Gore pushes agencies to step up Y2K fixes

Gore pushes agencies to step up Y2K fixes

September 3, 1998

DAILY BRIEFING

Gore pushes agencies to step up Y2K fixes

The Clinton administration is increasingly worried that federal agencies will fail to rid their computers of the year 2000 bug, prompting Vice President Al Gore to put additional pressure on federal executives to step up their year 2000 conversion efforts.

The Office of Management and Budget has also recalculated the cost of federal efforts to combat the year 2000 computer problem at $5.4 billion, the Washington Post reported today. G. Edward DeSeve, acting deputy director for management at the Office of Management and Budget, told a gathering of federal information technology executives Wednesday that the administration had asked Congress for $3.25 billion in fiscal 1998 supplemental spending for year 2000 fixes. The funds, if approved, would be available until 2001.

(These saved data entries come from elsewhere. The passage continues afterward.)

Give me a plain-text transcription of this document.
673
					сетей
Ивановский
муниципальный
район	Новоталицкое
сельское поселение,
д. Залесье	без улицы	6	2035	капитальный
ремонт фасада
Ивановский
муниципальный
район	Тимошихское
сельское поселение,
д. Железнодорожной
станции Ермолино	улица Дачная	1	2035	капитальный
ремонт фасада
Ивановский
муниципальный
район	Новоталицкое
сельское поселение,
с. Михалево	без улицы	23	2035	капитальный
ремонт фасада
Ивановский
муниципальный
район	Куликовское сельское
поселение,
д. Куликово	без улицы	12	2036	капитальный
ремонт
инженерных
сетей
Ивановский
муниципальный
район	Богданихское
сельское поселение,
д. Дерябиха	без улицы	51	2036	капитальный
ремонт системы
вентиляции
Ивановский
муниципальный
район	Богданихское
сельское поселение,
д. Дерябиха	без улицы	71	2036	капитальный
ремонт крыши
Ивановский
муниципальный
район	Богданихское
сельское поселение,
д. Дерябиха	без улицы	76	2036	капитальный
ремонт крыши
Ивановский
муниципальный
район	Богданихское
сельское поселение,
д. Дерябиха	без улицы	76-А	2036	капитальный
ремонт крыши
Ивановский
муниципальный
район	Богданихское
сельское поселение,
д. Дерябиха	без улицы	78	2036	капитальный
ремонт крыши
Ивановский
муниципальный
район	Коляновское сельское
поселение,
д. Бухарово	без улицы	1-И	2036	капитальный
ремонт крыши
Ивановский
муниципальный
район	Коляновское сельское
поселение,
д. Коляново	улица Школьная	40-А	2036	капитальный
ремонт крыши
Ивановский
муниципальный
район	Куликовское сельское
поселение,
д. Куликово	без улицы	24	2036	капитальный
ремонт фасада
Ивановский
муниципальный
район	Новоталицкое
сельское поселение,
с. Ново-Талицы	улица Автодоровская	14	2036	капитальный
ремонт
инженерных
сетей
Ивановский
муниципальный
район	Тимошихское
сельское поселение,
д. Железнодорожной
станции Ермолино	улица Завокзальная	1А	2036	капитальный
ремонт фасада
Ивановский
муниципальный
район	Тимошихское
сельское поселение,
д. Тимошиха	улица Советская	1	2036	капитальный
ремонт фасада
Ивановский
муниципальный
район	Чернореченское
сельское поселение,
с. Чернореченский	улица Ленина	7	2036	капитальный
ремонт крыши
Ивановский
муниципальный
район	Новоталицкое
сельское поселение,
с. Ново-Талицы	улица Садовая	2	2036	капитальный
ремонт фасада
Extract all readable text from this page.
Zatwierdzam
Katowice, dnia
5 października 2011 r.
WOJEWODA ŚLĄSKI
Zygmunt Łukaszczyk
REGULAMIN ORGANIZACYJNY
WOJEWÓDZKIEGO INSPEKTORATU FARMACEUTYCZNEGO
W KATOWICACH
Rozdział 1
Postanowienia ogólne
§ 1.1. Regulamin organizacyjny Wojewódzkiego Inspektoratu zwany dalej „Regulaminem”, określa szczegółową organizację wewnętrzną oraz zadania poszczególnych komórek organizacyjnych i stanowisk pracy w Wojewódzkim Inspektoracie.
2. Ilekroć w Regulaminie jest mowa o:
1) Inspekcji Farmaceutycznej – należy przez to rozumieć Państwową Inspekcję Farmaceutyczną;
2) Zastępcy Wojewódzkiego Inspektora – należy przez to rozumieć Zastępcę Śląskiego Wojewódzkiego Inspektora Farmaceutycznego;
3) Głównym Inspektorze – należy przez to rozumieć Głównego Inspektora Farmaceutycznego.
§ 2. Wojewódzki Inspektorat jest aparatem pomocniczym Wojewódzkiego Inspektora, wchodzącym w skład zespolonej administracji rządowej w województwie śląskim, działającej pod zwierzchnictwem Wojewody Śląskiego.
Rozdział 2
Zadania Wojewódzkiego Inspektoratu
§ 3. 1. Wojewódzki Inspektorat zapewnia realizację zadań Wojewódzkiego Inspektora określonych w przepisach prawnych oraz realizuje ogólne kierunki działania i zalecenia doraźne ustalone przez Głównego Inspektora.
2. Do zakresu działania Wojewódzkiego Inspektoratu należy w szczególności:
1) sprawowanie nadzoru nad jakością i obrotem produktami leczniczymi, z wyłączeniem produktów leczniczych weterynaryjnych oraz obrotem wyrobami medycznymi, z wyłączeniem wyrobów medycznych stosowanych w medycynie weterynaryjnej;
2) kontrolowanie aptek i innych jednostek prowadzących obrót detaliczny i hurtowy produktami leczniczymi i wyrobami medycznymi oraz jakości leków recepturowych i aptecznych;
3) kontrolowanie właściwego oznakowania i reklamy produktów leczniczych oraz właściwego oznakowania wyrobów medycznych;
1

On Wednesday, Gore met with executives from the seven agencies whose Y2K efforts are the furthest behind--the departments of Defense, Education, Energy, Health and Human Services, State and Transportation and the Agency for International Development. OMB's most recent quarterly report on Y2K progress revealed that some agencies won't make the administration's Sept. 30 deadline for completing systems renovations.

At the meeting, Gore asked each agency representative to commit to making Y2K fixes their top priority.

"The Vice President was very direct and kind of stern," DeSeve said, noting that Gore closely questioned the Health and Human Services representative about Medicare systems. The Health Care Financing Administration, the HHS component that administers Medicare, must work with more than 60 contractors to fix 50 million lines of code before the century change.

DeSeve said contingency planning must be a priority for agencies as it becomes clear that some systems will simply not be fixed on time.

"Some of you know in your heart of hearts that you won't get there," DeSeve told agency executives at the gathering. But he expressed guarded optimism that the government as a whole can avoid major Y2K disasters. "I think we've got a good wind at our back," DeSeve said.